Jun
4
Now for the hard part: What to do with Hillary.
I have a question for all of you PR Junkies reading this. If you were part of Obama’s inner circle, how would you handle this powder keg of an issue? If you were Communications Director, what would you advise?
But first let’s review the game.
The long national nightmare is indeed over. The Democratic primaries, which now seem longer than the NBA playoffs, have come to a historic end. Barack Obama will be the first Black man ever to run for president.
Barack, take a few minutes off and enjoy the splendor of it all…..
Done? Good, now it’s time to grapple with the Hillary question.
Like her husband, Hillary Clinton has this annoying tendency of never going away. And this could become a PR and media disaster for Obama if he doesn’t handle her the exact right way. This newly victorious and articulate leader of the Democratic Party is one misstep away from alienating Hillary supporters. One soundbite, one ill-chosen phrase could unleash a civil war between the two camps.
Obama took the first step last night toward reconciliation by devoting a huge chunk of his victory speech to Clinton.
His homage to her was so persuasive, so all-encompassing that one wanted to rush out and add a Hillary Clinton statue to the National Mall in Washington.
Unfortunately, this will not be enough.
In a move that my PR friend Fraser Seitel descirbed to Fox News last night as “blatant chutzpah,” Clinton told a group of lawmakers that yes, she would accept Obama’s offer of the VP slot.

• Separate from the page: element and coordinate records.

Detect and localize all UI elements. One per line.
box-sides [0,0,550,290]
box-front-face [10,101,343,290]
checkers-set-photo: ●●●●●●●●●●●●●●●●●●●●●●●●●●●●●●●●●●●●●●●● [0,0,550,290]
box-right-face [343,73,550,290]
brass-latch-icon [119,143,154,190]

By doing this, Clinton made sure that Obama would not enjoy his spotlight alone. By squeezing the vice presidential question into the news before the primary results from South Dakota and Montana were in, Clinton stepped into that circle of light. And believe me, she’s not going away.
So what does Obama do now?
If he chooses Clinton as his vice presidential running mate, he must live with a candidate whose ego is so large and whose presence is so big that Obama runs the risk of being overshadowed. Is it possible for Hillary to take a subservient role here?
Then there’s the very real political question involving the one word Obama pounded into our heads since Iowa: Change. How are you the candidate for change if you’re putting the one person on the ticket who represents the old way.
“It’s backward looking to pick a Clinton at this point — and he’s all about forward looking, to being about change,” Matt Bennett, a co-founder of Third Way, a moderate Democratic organization to The New York Times this morning. “He’s all about a fundamentally new kind of politics. Picking a Clinton is by definition backward looking, and I just don’t think he wants that.”
Then there’s the bizarre question of what to do about Bill. If you’re having a difficult time grasping the enormity of this question, then imagine Bill Clinton in the vice presidential mansion with nothing to do.
Better hide the china because something’s gonna break.